An integrated high resolution barometric pressure sensing system.

Abstract

The rapid recent growth of silicon-based microelectromechanical (MEMS) devices has been driven by the need for miniaturized low-cost high-resolution sensors. Pressure sensors, in particular, have numerous applications in industry, and tremendous growth has been projected for the coming decade. This thesis has developed a barometric pressure sensing system, which for the first time demonstrates a 25 mTorr (equivalent to one foot of air at sea level) pressure resolution over a range from 500 to 800Torr and a temperature span of -20 to 85°C. Factors which affect the performance of the transducer, its interface circuitry, and the calibration/compensation procedures for the overall system, are discussed in detail.
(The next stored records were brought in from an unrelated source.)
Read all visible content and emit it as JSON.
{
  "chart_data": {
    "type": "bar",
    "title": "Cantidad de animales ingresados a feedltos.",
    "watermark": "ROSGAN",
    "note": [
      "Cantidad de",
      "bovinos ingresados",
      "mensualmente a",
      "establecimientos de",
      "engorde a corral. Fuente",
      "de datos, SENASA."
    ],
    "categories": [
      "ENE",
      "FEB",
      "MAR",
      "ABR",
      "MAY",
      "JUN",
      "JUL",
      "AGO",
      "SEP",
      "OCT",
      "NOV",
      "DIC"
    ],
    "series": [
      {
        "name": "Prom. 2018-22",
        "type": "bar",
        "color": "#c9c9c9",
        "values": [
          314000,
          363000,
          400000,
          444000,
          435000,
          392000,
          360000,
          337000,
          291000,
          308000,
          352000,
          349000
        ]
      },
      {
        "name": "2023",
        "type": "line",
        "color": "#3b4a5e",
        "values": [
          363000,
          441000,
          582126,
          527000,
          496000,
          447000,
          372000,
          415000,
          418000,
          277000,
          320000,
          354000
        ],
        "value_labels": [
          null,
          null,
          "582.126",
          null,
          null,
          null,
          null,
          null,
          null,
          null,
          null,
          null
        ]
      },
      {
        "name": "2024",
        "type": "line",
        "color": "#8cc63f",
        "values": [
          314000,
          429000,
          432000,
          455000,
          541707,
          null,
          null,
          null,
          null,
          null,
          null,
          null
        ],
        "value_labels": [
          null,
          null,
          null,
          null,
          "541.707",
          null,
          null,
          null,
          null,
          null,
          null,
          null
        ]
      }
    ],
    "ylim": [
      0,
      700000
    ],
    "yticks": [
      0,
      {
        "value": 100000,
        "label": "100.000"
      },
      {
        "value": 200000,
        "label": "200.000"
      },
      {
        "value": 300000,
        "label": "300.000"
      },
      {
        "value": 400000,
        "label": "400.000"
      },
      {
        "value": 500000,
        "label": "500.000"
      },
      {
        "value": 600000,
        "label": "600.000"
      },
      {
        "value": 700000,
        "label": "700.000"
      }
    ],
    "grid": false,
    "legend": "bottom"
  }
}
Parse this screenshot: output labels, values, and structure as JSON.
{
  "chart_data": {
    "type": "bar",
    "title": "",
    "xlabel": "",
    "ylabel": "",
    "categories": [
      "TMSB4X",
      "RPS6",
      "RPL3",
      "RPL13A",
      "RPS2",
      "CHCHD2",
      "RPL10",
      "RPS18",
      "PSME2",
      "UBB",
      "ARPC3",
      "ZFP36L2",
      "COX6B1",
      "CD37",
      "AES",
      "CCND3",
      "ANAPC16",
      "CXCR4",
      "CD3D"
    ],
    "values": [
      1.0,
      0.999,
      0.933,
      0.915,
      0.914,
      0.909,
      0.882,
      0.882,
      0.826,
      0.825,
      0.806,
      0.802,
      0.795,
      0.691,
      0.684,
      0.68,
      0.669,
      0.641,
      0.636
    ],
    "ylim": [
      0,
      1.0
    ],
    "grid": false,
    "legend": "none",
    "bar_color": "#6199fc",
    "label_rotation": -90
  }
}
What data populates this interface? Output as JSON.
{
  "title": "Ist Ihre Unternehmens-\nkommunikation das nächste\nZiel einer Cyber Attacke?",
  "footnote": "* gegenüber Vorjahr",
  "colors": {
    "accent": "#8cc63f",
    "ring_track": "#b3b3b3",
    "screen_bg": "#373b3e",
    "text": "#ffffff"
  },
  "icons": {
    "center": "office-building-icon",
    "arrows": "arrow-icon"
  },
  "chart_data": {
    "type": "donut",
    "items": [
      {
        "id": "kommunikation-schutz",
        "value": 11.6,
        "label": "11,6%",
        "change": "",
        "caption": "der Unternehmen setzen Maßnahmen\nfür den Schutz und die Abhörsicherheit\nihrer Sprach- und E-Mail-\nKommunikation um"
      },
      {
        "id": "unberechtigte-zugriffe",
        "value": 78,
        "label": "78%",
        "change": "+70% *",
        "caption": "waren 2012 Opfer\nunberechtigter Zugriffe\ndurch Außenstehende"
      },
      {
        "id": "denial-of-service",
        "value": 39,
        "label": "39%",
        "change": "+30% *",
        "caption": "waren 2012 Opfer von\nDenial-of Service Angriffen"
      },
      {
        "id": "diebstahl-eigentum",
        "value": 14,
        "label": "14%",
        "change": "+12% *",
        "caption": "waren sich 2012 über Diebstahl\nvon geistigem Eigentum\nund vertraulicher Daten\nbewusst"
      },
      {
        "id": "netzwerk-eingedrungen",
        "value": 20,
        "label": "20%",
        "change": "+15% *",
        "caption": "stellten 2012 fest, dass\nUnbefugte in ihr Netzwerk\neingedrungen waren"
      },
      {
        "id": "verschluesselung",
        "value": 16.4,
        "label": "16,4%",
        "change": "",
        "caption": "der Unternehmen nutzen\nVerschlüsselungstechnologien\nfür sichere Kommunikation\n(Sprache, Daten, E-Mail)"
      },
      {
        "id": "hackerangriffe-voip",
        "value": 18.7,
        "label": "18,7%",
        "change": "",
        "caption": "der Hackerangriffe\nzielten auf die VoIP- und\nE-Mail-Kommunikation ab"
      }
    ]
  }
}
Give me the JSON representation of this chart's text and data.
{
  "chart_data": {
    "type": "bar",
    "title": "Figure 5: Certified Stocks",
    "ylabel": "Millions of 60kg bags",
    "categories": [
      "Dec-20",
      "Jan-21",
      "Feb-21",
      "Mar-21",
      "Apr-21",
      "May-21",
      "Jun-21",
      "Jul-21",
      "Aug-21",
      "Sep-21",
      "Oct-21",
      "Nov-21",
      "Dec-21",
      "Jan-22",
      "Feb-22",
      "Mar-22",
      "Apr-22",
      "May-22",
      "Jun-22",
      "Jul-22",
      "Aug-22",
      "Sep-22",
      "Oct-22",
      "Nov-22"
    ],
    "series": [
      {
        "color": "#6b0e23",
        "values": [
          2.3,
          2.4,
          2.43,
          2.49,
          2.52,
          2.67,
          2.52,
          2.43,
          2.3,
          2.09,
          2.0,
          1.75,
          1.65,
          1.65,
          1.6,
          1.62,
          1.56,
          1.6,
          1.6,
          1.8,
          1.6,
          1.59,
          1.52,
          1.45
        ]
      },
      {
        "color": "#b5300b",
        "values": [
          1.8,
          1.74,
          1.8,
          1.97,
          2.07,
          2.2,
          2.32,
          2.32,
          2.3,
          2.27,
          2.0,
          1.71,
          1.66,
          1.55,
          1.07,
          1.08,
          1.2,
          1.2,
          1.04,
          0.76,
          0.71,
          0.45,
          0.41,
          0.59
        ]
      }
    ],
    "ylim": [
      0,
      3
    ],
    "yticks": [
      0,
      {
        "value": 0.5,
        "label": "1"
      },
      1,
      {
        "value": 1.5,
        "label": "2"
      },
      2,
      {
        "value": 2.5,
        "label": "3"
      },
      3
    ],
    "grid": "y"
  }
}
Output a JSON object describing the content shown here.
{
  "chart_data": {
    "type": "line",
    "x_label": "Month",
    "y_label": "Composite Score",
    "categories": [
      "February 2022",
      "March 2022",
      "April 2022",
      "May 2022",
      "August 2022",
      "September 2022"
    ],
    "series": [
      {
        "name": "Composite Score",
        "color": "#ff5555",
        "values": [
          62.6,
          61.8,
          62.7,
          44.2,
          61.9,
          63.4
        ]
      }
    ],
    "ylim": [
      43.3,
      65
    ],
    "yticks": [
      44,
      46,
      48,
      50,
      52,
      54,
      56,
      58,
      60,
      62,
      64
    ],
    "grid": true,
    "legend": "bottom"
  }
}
Two versions of the system have been realized: one integrates the transducer and its interface circuit separately, while a second fabricates them as one monolithic device. The sensor consists of multiple capacitive pressure transducers, each covering a different pressure range. The silicon devices are anodically bonded to a glass substrate at wafer level and are later etched back to realize the diaphragms. The 3.7mum-thick bossed diaphragm is formed from heavily boron-doped single-crystal silicon and provides a typical sensitivity of 3800ppm/Torr over a 70Torr dynamic range. Single- and double-polysilicon lead transfers provide wafer-level vacuum sealing that is applicable to a variety of MEMS devices. The uncompensated devices have been stable to less than 300mTorr/year. The readout circuitry consists of a three-stage switched-capacitor circuit with a fully-differential front-end integrator. The differential configuration along with the use of correlated double sampling eliminates many offset and noise effects. The circuit is electronically trimmed to accommodate transducer capacitances from 16fF to 40pF and circuit gain from 0.02mV/fF to 1.25mV/fF. DC self-test is provided by a novel scheme which uses a VCO-controlled charge-pump to generate 8--30V on-chip for seamless electrostatic actuation of the diaphragm. Temperature compensation is done digitally in software. The monolithic sensor demonstrates for the first time, batch-processed vacuum encapsulated integration of a switched-capacitor circuit with five transducers and a reference capacitor on a single die using a new micromachined BiCMOS (HBiCMOS) process. The signal is amplified within the vacuum-sealed reference cavity of the transducer, eliminating external environmental sensitivity.